ヨーガスートラといえば、ヨーガの基本文献だと言われていますが、これはラージャ・ヨーガの教科書です。中村元先生によれば、カタ・ウパニシャッドを編纂したのとほぼ同じグループの作品だとされています。それ故、ヨーガの技術面でもこの両書は共通点が多くあります。

 

 ただ、ウパニシャッドが奥義書といわれるように、カタ・ウパニシャッドの技術的な範囲はヨーガスートラよりもずっと広く、その目指すところもはるかに高いものです。それはヨーガスートラが、初心者を対象とした独習本として書かれたからです。


 ヨーガスートラは、心の作用の止滅、純粋観照者の出現を経て、真我独存を目指します。カタ・ウパニシャッドは、真我を独存させてから、それを動かして本来のサマディに至る方法を説いています。ですからヨーガスートラはカタ・ウパニシャッドの準備段階にあたる文献なのです。

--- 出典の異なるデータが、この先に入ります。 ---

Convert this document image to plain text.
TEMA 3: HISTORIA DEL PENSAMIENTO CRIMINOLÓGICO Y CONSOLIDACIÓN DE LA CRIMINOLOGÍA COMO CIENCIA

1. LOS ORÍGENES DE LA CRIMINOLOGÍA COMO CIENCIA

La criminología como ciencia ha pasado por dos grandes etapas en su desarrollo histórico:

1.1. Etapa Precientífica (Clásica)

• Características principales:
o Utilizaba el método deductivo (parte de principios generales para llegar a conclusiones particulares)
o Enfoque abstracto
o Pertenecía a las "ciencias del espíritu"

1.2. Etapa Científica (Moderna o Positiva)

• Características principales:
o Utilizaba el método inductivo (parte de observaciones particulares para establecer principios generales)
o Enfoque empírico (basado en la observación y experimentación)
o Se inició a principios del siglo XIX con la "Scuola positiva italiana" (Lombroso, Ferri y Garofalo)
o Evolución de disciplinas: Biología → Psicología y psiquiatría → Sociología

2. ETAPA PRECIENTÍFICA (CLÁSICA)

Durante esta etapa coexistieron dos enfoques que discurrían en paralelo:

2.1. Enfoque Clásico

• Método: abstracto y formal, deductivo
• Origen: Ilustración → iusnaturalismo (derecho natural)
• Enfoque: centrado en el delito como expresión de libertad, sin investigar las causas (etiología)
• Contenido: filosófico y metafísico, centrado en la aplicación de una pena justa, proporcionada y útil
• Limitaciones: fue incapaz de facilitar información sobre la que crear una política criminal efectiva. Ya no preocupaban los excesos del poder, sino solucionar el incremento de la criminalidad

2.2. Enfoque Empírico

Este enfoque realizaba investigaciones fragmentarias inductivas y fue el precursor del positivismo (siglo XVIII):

 ヨーガスートラを開きますと、抽象的で難解そうな文章が並んでいます。そのせいか最後まで読まない人が少なくないのですが、理解に役立つ文献が手元にあれば、それほど難しくはありません。それはラーマナ・マハーリシの「あるがままに」、クリシュナムルティの「クリシュナムルティの瞑想録」そして道元の「正法眼蔵」の3冊です。この3冊はカタ・ウパニシャッドを理解する上でも大変参考になります。